XuanYuan-FinX1-Preview, developed by Duxiaoman-DI, is a 70 billion parameter large language model designed for complex financial scenarios. It stands out as the first GPT-O1-like reasoning model in the financial domain, emphasizing enhanced logical reasoning through a novel Chain-of-Thought (CoT) with process-reward and reinforcement learning training paradigm.

Key Capabilities

  • Transparent Reasoning: The model generates a complete thought process, from problem decomposition to final conclusions, before providing an answer. This includes detailed thinking steps, marked by "◆" for coarse-grained nodes.
  • Financial Domain Optimization: Deeply optimized for financial analysis, decision-making, and data processing tasks, addressing the unique complexities of this sector.
  • Advanced Training Paradigm: Utilizes a three-step technical approach:
    • Stable CoT Generation: Constructs high-quality CoT/Answer data by first generating thought processes and then answers, focusing on coherence and long-context handling.
    • Dual Reward Models (ORM & PRM): Employs both outcome-oriented (ORM) and process-level (PRM) reward models.

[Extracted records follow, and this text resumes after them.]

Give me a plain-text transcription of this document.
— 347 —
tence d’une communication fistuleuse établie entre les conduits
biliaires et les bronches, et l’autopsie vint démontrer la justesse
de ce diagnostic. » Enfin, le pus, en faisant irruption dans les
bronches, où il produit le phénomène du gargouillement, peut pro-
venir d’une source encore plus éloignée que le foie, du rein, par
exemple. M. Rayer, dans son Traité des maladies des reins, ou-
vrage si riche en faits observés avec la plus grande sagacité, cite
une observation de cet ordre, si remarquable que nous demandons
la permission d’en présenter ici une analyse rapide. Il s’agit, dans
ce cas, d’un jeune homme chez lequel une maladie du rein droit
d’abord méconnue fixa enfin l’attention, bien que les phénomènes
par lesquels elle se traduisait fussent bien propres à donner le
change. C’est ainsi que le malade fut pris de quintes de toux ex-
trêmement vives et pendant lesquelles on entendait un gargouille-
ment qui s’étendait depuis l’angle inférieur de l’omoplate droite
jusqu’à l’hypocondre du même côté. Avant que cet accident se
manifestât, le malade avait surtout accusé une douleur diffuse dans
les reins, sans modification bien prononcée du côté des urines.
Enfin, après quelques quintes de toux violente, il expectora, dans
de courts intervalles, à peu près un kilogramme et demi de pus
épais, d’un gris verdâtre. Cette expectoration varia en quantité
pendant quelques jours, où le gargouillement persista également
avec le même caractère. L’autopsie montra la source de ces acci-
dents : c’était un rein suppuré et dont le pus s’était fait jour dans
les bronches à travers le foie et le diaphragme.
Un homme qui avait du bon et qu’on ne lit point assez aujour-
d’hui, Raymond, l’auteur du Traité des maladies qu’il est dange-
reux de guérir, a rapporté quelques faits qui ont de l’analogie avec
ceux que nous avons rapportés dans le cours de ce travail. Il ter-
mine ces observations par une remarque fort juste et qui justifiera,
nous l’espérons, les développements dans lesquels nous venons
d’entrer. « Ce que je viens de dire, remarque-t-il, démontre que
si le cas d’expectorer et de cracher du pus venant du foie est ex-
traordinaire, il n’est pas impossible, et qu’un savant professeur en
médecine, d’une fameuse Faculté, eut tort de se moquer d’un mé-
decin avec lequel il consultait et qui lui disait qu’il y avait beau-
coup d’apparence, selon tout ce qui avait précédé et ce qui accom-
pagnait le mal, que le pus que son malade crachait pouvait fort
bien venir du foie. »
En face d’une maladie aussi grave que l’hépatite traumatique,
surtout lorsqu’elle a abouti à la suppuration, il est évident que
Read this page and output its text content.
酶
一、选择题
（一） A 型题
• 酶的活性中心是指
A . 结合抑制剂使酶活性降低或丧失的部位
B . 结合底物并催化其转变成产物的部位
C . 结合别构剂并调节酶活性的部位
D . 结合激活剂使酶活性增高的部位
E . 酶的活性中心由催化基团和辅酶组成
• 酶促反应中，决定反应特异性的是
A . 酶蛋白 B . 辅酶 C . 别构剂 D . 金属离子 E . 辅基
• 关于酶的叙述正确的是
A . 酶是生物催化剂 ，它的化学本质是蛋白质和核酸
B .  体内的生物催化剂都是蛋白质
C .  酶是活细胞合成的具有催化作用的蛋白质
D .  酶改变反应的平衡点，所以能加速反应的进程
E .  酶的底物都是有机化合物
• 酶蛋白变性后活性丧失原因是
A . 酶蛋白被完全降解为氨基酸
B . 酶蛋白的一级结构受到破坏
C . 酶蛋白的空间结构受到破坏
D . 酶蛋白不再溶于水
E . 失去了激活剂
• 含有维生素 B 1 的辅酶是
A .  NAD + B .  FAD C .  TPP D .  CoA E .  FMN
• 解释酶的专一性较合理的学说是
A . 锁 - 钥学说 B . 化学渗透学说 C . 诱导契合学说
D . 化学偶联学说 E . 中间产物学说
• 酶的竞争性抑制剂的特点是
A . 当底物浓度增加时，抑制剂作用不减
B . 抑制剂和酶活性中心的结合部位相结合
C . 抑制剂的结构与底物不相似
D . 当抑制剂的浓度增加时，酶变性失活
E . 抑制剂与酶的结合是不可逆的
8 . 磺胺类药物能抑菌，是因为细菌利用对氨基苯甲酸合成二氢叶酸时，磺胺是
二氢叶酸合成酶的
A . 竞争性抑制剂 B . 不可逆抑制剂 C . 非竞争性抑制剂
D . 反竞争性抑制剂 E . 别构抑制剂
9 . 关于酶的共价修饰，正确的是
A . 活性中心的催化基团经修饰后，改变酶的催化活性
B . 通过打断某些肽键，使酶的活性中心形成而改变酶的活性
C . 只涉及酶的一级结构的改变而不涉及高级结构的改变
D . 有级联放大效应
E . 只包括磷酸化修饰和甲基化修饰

PRM specifically addresses the evaluation of open-ended financial questions by scoring each thinking step.
    • Reinforcement Learning Fine-tuning: Uses PPO algorithm guided by both PRM and ORM to refine reasoning, correcting errors in thinking paths and evaluating answers based on problem type.
  • Long Context Support: Enhanced capabilities for processing long texts, crucial for detailed financial documents.

Good For

  • Financial Analysis: Performing in-depth analysis of financial data and scenarios.
  • Decision Support: Aiding in complex financial decision-making processes by providing transparent reasoning.
  • Data Processing: Handling and interpreting financial data within a reasoning framework.
  • Research & Development: Serving as a foundation for further exploration and optimization in financial AI applications, with continuous open-source updates planned.